How do I handle database connections in Lambda?

Use RDS Proxy or connection pooling services to manage database connections. Lambda creates many concurrent execution environments, each with its own connection, which can exhaust database connection limits. RDS Proxy pools and shares connections across Lambda invocations. For DynamoDB, this is not an issue as it uses HTTP connections.

Can I use Lambda for a full web application?

Yes. Frameworks like SST, Serverless Stack, and AWS SAM simplify building full-stack serverless applications with Lambda, API Gateway, DynamoDB, S3, and CloudFront. Next.js can also be deployed on Lambda using OpenNext. However, evaluate whether the complexity is worth it compared to simpler deployment options like Vercel or AWS App Runner.

What is the difference between Lambda and Fargate?

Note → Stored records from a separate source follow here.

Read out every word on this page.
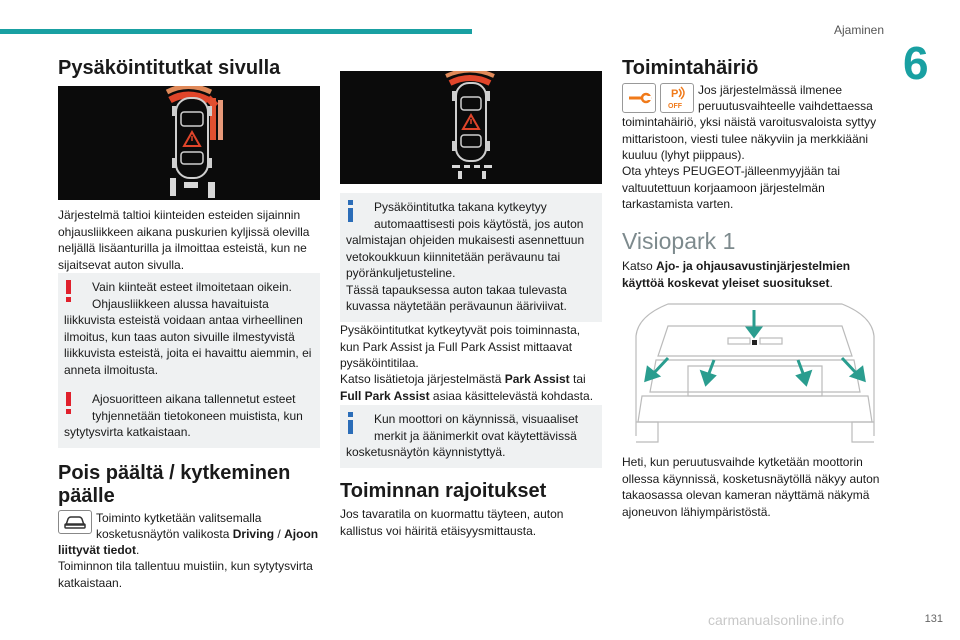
Ajaminen
6
Pysäköintitutkat sivulla

Järjestelmä taltioi kiinteiden esteiden sijainnin ohjausliikkeen aikana puskurien kyljissä olevilla neljällä lisäanturilla ja ilmoittaa esteistä, kun ne sijaitsevat auton sivulla.

Vain kiinteät esteet ilmoitetaan oikein.
Ohjausliikkeen alussa havaituista
liikkuvista esteistä voidaan antaa virheellinen ilmoitus, kun taas auton sivuille ilmestyvistä liikkuvista esteistä, joita ei havaittu aiemmin, ei anneta ilmoitusta.
Ajosuoritteen aikana tallennetut esteet
tyhjennetään tietokoneen muistista, kun
sytytysvirta katkaistaan.
Pois päältä / kytkeminen päälle

Toiminto kytketään valitsemalla

kosketusnäytön valikosta Driving / Ajoon

liittyvät tiedot.

Toiminnon tila tallentuu muistiin, kun sytytysvirta katkaistaan.

Pysäköintitutka takana kytkeytyy
automaattisesti pois käytöstä, jos auton
valmistajan ohjeiden mukaisesti asennettuun vetokoukkuun kiinnitetään perävaunu tai pyöränkuljetusteline.
Tässä tapauksessa auton takaa tulevasta kuvassa näytetään perävaunun ääriviivat.

Pysäköintitutkat kytkeytyvät pois toiminnasta, kun Park Assist ja Full Park Assist mittaavat pysäköintitilaa.

Katso lisätietoja järjestelmästä Park Assist tai Full Park Assist asiaa käsittelevästä kohdasta.

Kun moottori on käynnissä, visuaaliset
merkit ja äänimerkit ovat käytettävissä
kosketusnäytön käynnistyttyä.
Toiminnan rajoitukset

Jos tavaratila on kuormattu täyteen, auton kallistus voi häiritä etäisyysmittausta.

Toimintahäiriö
P
OFF

Jos järjestelmässä ilmenee

peruutusvaihteelle vaihdettaessa

toimintahäiriö, yksi näistä varoitusvaloista syttyy mittaristoon, viesti tulee näkyviin ja merkkiääni kuuluu (lyhyt piippaus).

Ota yhteys PEUGEOT-jälleenmyyjään tai valtuutettuun korjaamoon järjestelmän tarkastamista varten.

Visiopark 1

Katso Ajo- ja ohjausavustinjärjestelmien käyttöä koskevat yleiset suositukset.

Heti, kun peruutusvaihde kytketään moottorin ollessa käynnissä, kosketusnäytöllä näkyy auton takaosassa olevan kameran näyttämä näkymä ajoneuvon lähiympäristöstä.

carmanualsonline.info	131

Lambda runs individual functions triggered by events with automatic scaling and sub-second billing. Fargate runs Docker containers as long-running services with per-second billing. Lambda is better for event-driven workloads and APIs with variable traffic. Fargate is better for applications that need persistent connections, long processing times, or consistent high throughput.

How do I test Lambda functions locally?

Use serverless invoke local for quick testing, SAM CLI (sam local invoke) for Docker-based local execution, or write unit tests with Jest that mock AWS SDK calls. For integration testing, deploy to a dedicated dev/staging environment. Tools like LocalStack can emulate AWS services locally for comprehensive testing.